HARARE (AFP) – President Robert Mugabe launched his re-election campaign Friday with a fiery warning to a 15-member southern African regional bloc that Zimbabwe could pull out amid demands for a free and fair vote.
"Let it be known that we are in SADC (the Southern African Development Community) voluntarily. If SADC decides to do stupid things, let it be known that we can withdraw from SADC," he told a 20,000-strong rally in the capital.
The regional bloc has pressed Mugabe to roll back his decision to hold elections on July 31, in order to allow time for a series of reforms that would limit the military's role in politics and strip ghost voters from the electoral roll.
Zimbabwe's constitutional court ruled on Thursday that the election would go ahead, despite Mugabe's request for a two-week delay.
His longtime rival and Prime Minister Morgan Tsvangirai had sought an even longer delay.
As he issued the threat to leave SADC, Mugabe also scolded Lindiwe Zulu, a envoy of South African President Jacob Zuma, who has been the chief mediator on the Zimbabwe crisis.
"Did such a person think that we as a country would take heed of this streetwoman's stupid utterances," said Mugabe, without mentioning Zulu by name.
The 89-year-old Mugabe issued a feisty rallying call to some 20,000 supporters, as he endeavours to extend his 33-year rule.
"You are our soldiers. You have a battle to fight. Go into the battle well-armed.
"Go into the battle with the full knowledge that there is a political enemy. This is a do or die struggle."

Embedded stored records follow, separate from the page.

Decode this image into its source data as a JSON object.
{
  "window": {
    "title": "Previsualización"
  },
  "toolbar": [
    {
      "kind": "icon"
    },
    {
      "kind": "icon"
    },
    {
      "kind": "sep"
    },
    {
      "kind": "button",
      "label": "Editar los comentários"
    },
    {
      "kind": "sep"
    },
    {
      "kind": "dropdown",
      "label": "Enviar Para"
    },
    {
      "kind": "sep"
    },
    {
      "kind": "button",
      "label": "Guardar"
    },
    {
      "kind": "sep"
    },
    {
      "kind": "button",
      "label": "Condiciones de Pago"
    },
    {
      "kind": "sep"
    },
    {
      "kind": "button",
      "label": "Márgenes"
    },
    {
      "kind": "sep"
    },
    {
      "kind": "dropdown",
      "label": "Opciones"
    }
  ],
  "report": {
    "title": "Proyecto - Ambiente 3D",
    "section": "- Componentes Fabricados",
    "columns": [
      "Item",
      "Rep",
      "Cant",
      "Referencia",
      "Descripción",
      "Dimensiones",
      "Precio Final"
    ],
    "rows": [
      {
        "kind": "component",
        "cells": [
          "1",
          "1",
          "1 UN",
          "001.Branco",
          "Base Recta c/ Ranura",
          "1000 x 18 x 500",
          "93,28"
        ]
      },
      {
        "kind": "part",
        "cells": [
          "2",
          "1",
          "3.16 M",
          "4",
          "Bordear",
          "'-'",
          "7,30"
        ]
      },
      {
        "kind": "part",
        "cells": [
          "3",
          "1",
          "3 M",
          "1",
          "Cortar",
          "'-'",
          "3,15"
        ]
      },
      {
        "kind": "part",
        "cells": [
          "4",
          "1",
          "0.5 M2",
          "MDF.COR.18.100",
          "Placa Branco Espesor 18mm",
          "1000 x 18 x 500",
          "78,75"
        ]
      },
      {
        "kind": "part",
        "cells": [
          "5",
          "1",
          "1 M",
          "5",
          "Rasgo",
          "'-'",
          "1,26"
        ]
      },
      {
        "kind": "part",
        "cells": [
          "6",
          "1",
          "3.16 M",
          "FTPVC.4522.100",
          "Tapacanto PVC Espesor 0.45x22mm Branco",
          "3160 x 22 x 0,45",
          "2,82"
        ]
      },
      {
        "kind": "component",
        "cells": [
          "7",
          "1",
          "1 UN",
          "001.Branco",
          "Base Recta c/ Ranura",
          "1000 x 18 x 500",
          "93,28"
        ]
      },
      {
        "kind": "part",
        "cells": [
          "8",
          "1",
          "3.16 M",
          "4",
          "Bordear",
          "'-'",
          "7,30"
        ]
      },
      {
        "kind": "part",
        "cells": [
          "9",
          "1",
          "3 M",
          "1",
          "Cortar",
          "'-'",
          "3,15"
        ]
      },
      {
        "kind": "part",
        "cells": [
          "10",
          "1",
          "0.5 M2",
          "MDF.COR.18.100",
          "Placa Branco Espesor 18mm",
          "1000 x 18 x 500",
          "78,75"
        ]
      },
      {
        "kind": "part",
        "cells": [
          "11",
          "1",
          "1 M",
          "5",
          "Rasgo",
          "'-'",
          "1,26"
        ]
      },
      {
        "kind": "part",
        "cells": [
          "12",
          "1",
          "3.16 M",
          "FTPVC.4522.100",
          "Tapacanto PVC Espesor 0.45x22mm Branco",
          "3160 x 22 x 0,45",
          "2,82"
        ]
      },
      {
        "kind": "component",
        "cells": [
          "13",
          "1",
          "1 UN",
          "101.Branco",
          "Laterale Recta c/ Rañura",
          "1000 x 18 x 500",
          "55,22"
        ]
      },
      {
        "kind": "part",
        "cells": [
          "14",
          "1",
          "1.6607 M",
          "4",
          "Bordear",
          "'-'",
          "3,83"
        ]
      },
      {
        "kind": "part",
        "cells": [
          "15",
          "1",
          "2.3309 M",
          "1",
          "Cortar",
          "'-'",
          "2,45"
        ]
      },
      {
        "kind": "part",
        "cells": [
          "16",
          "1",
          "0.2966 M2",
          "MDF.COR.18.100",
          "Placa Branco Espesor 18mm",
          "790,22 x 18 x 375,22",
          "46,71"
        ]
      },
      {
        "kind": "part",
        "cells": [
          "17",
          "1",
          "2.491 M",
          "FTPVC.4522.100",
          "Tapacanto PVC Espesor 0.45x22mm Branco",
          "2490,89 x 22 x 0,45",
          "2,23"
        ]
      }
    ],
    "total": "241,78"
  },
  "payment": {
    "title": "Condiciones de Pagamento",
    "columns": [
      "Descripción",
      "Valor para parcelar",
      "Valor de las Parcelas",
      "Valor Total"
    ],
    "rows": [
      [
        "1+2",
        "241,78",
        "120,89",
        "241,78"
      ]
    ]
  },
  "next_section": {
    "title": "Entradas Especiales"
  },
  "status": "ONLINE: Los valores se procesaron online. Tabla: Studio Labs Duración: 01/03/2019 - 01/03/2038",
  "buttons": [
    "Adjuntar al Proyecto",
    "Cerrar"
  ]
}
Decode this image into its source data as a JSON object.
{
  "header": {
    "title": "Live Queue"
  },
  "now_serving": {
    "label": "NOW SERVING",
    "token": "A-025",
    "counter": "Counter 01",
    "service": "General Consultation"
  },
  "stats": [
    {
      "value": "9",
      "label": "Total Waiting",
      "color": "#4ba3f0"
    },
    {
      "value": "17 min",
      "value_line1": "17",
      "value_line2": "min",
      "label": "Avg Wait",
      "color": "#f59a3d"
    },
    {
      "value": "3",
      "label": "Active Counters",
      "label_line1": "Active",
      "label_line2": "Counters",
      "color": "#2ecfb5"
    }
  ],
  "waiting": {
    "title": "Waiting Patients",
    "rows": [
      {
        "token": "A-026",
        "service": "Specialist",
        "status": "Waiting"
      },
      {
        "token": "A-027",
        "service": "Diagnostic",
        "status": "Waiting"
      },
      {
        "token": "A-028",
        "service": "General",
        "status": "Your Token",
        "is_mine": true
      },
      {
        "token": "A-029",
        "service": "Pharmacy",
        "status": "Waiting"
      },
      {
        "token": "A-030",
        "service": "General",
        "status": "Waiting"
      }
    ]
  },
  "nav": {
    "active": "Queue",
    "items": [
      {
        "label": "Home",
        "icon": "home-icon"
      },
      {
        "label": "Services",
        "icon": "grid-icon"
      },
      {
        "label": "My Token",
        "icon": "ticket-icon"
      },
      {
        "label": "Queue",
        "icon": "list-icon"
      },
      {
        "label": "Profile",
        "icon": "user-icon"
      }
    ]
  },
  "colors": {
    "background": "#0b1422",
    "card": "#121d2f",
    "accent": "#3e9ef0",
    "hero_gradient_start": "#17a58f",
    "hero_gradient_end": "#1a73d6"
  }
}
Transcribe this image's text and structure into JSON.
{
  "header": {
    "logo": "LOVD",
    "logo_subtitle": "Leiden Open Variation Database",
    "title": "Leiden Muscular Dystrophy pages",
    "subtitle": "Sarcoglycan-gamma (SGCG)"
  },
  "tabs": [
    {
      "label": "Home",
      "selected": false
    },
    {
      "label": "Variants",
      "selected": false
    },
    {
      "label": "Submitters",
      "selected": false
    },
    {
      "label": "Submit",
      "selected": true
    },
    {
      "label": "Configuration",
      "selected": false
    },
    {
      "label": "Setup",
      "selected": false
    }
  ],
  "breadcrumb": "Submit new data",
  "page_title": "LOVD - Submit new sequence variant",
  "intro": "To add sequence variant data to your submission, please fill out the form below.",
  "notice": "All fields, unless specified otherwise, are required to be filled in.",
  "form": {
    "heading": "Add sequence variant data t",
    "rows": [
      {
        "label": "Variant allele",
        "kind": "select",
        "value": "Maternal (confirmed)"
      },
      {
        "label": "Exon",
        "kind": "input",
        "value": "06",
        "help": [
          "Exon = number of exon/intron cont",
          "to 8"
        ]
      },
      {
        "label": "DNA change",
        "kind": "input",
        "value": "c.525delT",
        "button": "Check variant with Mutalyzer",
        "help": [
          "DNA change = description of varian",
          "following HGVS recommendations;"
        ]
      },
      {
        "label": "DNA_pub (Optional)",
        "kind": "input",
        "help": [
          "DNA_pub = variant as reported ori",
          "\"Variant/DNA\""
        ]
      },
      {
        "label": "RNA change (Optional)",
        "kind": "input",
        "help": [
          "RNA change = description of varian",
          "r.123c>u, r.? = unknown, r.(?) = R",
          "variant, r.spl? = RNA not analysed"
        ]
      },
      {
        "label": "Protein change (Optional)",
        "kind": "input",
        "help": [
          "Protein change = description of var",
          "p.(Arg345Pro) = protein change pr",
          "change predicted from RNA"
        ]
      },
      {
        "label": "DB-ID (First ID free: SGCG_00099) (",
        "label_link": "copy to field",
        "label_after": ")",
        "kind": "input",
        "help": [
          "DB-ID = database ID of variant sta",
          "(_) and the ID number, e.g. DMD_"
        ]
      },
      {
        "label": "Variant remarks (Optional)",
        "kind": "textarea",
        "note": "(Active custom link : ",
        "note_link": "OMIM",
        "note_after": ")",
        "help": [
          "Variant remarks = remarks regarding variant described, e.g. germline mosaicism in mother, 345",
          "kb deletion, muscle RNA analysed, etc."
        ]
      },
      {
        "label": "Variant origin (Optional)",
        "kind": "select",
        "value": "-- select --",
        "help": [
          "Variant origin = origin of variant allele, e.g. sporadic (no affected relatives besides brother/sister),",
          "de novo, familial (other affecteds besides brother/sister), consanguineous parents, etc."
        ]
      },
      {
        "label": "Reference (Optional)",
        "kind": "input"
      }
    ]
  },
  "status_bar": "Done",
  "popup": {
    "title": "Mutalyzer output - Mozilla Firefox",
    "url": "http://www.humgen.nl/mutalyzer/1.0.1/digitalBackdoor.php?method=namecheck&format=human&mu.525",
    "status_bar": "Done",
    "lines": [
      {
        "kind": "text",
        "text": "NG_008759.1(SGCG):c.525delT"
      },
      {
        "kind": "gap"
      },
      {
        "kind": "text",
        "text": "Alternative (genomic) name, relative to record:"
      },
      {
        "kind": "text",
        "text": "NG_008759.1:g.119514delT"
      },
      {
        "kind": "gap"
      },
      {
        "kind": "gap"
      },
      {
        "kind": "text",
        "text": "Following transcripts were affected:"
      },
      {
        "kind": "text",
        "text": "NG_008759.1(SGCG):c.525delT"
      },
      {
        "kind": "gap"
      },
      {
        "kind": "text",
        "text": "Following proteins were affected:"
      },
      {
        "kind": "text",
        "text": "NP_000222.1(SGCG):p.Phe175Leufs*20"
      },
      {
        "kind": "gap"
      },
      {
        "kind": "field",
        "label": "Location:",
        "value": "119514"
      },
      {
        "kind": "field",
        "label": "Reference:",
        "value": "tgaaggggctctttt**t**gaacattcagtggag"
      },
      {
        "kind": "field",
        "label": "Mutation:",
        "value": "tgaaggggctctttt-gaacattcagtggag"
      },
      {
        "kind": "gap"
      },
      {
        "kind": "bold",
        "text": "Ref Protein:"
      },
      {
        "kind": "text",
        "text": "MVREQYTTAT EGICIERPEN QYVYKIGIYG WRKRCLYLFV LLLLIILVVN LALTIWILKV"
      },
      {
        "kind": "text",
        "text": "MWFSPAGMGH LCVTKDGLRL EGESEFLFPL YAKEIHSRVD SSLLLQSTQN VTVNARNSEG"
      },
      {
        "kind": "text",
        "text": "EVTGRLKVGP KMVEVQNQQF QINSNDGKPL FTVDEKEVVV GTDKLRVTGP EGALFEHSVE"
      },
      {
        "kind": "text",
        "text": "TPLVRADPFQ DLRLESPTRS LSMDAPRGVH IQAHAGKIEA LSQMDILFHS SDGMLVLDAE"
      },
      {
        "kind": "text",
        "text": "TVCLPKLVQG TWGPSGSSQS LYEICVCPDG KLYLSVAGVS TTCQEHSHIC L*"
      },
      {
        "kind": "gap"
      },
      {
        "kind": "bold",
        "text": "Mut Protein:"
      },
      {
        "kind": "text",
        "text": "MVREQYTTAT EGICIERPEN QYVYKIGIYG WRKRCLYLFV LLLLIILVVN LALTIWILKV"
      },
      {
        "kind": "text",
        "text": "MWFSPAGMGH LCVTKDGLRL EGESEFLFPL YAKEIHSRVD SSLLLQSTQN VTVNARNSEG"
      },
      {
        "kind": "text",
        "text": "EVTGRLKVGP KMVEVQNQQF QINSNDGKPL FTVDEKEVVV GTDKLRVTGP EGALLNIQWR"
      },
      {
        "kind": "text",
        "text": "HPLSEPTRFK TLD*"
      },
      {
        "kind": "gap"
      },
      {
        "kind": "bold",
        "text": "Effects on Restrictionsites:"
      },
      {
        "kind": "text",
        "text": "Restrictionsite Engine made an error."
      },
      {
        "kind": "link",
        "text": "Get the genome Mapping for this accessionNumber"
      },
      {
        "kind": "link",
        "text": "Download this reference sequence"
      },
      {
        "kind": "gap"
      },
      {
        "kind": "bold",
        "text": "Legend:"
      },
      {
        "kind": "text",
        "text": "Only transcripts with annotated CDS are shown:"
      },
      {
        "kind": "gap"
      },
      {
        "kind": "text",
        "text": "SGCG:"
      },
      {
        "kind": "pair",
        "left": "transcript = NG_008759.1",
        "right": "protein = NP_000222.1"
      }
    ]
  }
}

Mugabe's party lost its parliamentary majority to Prime Minister Morgan Tsvangirai's party at the last elections for the first time since independence in 1980,
Tsvangirai won the most ballots in the first round of the the 2008 vote, but pulled out of the second round amid violence against his supporters.
Some 200 opposition activists were killed around those polls
Amid the backdrop of violence the international community pressed Mugabe into a power sharing government with Tsvangirai.
The elections will choose a successor to their four-year old administration.
Mugabe urged supporters to avoid violence this time round.
"Let's kick our opponents with votes. But please no violence. Let's have an election without violence, without intimidation."
Under a new constitution Mugabe could serve another two five-year terms, or until he is 99 years old.
"We want to succeed. We need a political life," he said at a rally held at Zimbabwe Grounds, in the capital's Highfield township where he gave his first speech emerging from seven years of a guerrilla warfare against white minority rule in 1979.
But he and his party face an uphill struggle to win over voters, many of whom are disgruntled at the poor state of the economy that has forced millions of Zimbabweans to emigrate to neighbouring countries.
New elections were supposed to have been held 18 months after the formation of the power-sharing government in 2009 but were delayed by frequent disagreements among the parties over electoral reforms.
Observers have warned that elections without reforms will be doomed.